Farm-to-table dining is getting an upgrade thanks to a genius new community that draws wisdom from the development of agriculture.
Inhabitat, a website devoted to green design and innovation, shared the details of the sustainable community in August.
The neighborhood, dubbed Thornbury Acres in Ontario, Canada, is being designed by real estate developer Castlepoint Numa, which is building 37 houses as part of the province’s “first residential farm cooperative.”
Each home reportedly has an 800-square-foot plot, allowing the lucky residents to grow their food as part of agricultural efforts.
Images of the master plans reveal zones dedicated to a variety of produce, including corn and beans, fruit orchards, and gardens for medicinal herbs, while beehives will provide a haven for the vital pollinators.
While the idea of farm-to-table consumption is far from new, as Inhabitat pointed out, it began to receive fresh attention in the U.S. in the 1960s and ’70s.
As it turns out, the ongoing trend may have a more positive impact on the environment than originally anticipated, in addition to the potential health and financial benefits of growing your own food.
Analysis published by the European Commission found that food miles, defined as “the distance traveled multiplied by the mass of the transported food item,” produce almost 20% of planet-warming carbon pollution from food — much higher than expected.
This caused researchers to attribute 30% of all heat-trapping pollution to the global food system, even as the overheating of our planet has caused concerns about the future of certain crops and major sources of protein like seafood.

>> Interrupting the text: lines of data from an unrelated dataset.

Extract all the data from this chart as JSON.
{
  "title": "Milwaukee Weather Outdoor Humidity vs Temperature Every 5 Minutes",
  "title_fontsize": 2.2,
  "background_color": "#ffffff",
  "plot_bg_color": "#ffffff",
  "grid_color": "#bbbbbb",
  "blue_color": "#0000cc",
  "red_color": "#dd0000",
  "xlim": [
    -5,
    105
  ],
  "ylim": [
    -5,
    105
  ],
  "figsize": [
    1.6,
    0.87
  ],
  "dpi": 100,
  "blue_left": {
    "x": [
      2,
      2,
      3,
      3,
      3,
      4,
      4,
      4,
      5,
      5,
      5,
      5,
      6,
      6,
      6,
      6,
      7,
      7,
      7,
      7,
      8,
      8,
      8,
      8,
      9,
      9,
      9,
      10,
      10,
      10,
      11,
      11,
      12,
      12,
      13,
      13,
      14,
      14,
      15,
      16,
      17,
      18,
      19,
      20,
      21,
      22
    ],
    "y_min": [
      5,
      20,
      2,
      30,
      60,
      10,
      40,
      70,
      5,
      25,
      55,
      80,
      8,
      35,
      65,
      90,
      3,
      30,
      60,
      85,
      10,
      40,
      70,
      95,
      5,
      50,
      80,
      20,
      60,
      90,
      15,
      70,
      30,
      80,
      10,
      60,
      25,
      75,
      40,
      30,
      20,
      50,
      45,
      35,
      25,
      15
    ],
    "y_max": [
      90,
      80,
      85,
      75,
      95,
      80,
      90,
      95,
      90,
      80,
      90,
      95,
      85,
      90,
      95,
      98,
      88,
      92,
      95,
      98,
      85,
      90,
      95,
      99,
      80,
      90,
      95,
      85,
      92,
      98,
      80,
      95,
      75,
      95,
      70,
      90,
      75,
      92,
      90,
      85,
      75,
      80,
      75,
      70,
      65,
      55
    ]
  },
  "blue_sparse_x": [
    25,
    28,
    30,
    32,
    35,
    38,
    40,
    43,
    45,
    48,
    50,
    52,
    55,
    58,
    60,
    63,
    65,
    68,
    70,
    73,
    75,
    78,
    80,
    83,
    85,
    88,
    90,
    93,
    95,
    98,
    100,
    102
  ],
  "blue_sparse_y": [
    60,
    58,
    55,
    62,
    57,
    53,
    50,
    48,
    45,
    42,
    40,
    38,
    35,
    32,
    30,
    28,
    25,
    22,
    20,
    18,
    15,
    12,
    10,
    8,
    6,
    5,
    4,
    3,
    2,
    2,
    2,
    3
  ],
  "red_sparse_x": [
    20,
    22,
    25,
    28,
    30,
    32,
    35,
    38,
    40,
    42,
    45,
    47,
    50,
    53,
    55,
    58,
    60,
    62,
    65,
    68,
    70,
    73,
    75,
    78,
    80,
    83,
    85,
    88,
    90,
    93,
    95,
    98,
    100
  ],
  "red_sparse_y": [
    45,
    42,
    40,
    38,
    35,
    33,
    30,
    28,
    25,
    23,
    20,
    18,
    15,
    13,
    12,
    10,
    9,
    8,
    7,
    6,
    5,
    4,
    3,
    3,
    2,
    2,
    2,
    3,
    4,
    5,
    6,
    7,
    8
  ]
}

In addition to reaping the benefits of their work, homeowners in Thornbury Acres will have access to trails, as carbon-absorbing forest zones are also part of the design.
“We are using the term homestead because this is a return to the village farm,” Harley Valentine, a partner at Castlepoint Numa, told CoStar News this summer.
“We feel this is the answer to small-scale farming and how you introduce farming and spur on the next generation of agricultural enthusiasts, scientists, and practitioners,” he added in a July interview with Farmtario.